In 2007 Dudamel began his career with the Los Angeles Philharmonic, beginning his tenure as music director in September of 2009. In February of 2011, it was announced the orchestra would extend Dudamel’s contract through the 2018-2019 season, four years later they extended his contract again through 2021-2022.

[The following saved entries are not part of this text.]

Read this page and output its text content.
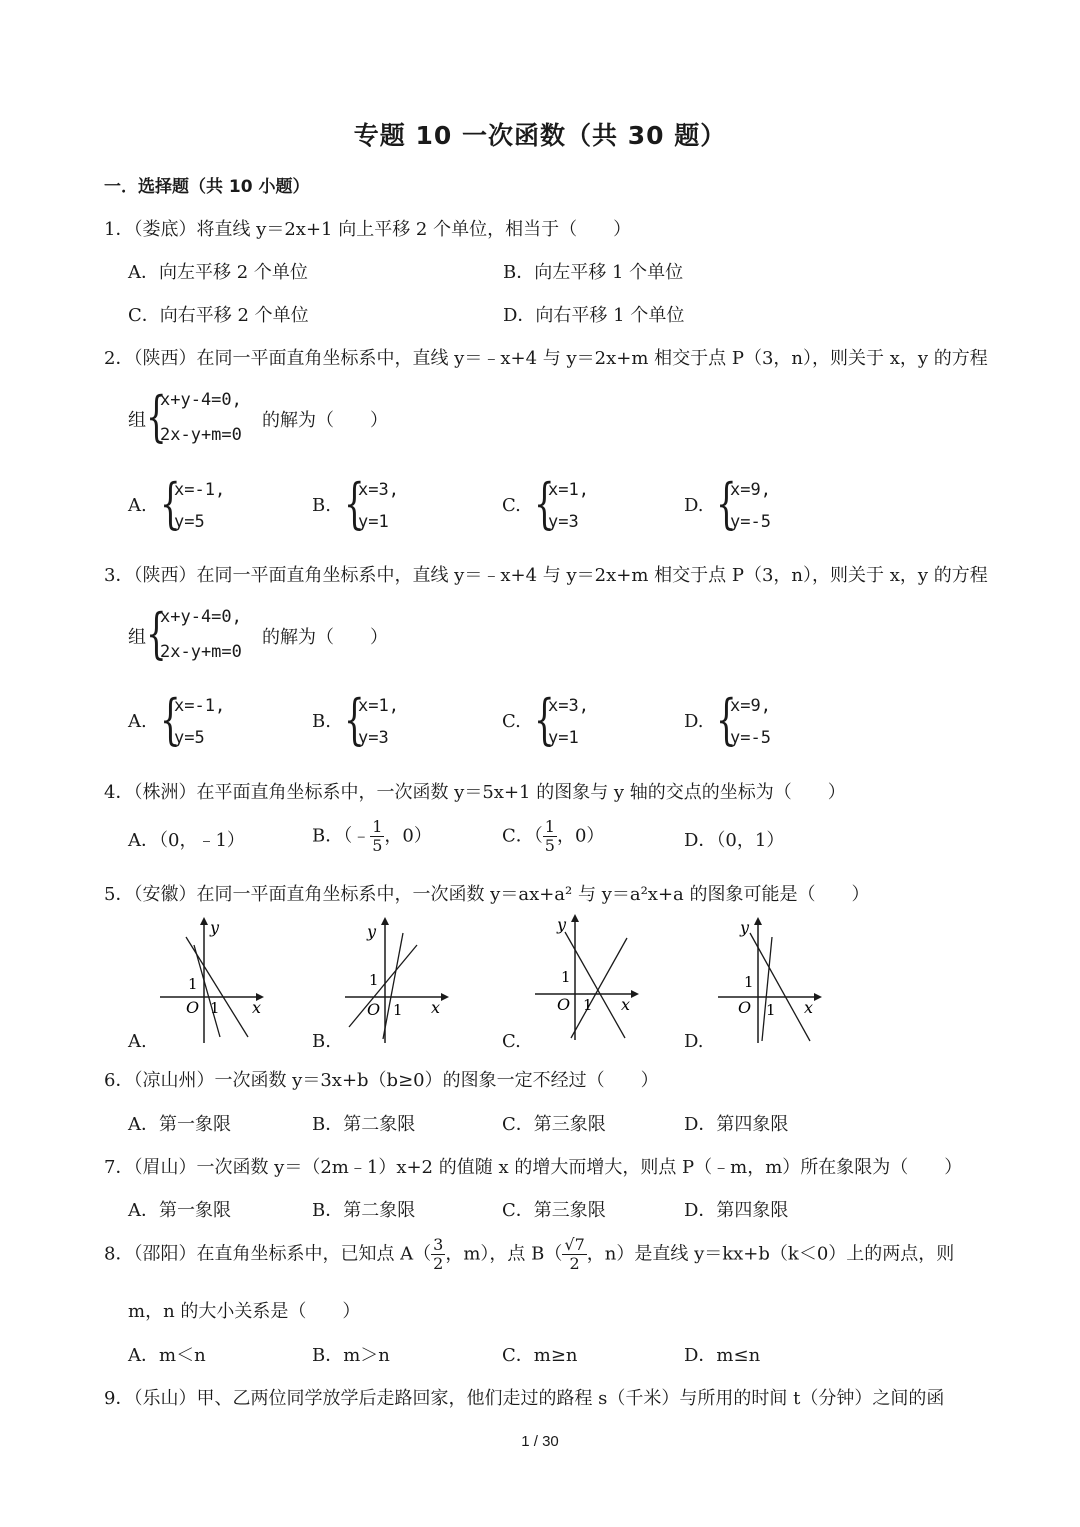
专题 10 一次函数（共 30 题）
一．选择题（共 10 小题）
1．（娄底）将直线 y＝2x+1 向上平移 2 个单位，相当于（　　）
A．向左平移 2 个单位	B．向左平移 1 个单位
C．向右平移 2 个单位	D．向右平移 1 个单位
2．（陕西）在同一平面直角坐标系中，直线 y＝﹣x+4 与 y＝2x+m 相交于点 P（3，n），则关于 x，y 的方程
组 {
x+y-4=0,
2x-y+m=0
的解为（　　）
A. {
x=-1,
y=5
B. {
x=3,
y=1
C. {
x=1,
y=3
D. {
x=9,
y=-5
3．（陕西）在同一平面直角坐标系中，直线 y＝﹣x+4 与 y＝2x+m 相交于点 P（3，n），则关于 x，y 的方程
组 {
x+y-4=0,
2x-y+m=0
的解为（　　）
A. {
x=-1,
y=5
B. {
x=1,
y=3
C. {
x=3,
y=1
D. {
x=9,
y=-5
4．（株洲）在平面直角坐标系中，一次函数 y＝5x+1 的图象与 y 轴的交点的坐标为（　　）
A．（0，﹣1）	B．（﹣ $\frac{1}{5}$ ，0）	C．（ $\frac{1}{5}$ ，0）	D．（0，1）
5．（安徽）在同一平面直角坐标系中，一次函数 y＝ax+a² 与 y＝a²x+a 的图象可能是（　　）
y
x
O
1
1
A.
y
x
O
1
1
B.
y
x
O
1
1
C.
y
x
O
1
1
D.
6．（凉山州）一次函数 y＝3x+b（b≥0）的图象一定不经过（　　）
A．第一象限	B．第二象限	C．第三象限	D．第四象限
7．（眉山）一次函数 y＝（2m﹣1）x+2 的值随 x 的增大而增大，则点 P（﹣m，m）所在象限为（　　）
A．第一象限	B．第二象限	C．第三象限	D．第四象限
8．（邵阳）在直角坐标系中，已知点 $A( \frac{3}{2}$ ，m），点 $B( \frac{√7}{2}$ ，n）是直线 y＝kx+b（k＜0）上的两点，则
m，n 的大小关系是（　　）
A．m＜n	B．m＞n	C．m≥n	D．m≤n
9．（乐山）甲、乙两位同学放学后走路回家，他们走过的路程 s（千米）与所用的时间 t（分钟）之间的函
1 / 30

Dudamel’s prolific career has come with many decorations including winning the WQXR Gramophone Special Recognition Award in 2007 with the Oquesta Sinfonica Simon Bolivar. He was also featured on “60 Minutes” in 2008. The next year Dudamel won The City of Toronto Glenn Gould Protégé Prize. In 2011 he was “Gramophone’s” Artist of the Year and was also inducted into the Royal Swedish Academy of Music. The next year he won a Grammy for Best Orchestral Performance for Brahms Symphony No.4. He was then Musical America’s Musician of the Year in 2013 and joined the Gramophone Hall of Fame. In 2014 he won the Leonard Bernstein Lifetime Achievement Award for the Elevation of Music in Society from the Longy School and in 2016 was awarded the Americas Society Cultural Achievement Award. Rodrigo of “Mozart in the Jungle,” was based on Dudamel. Dudamel made a guest appearance in one of the episodes as well. In 2018 he won the Pablo Nerude Order of Artistic and Cultural Merit and the Dorothy and Lillian Gish Prize. Early in 2019 he received a star on the Hollywood Walk of Fame.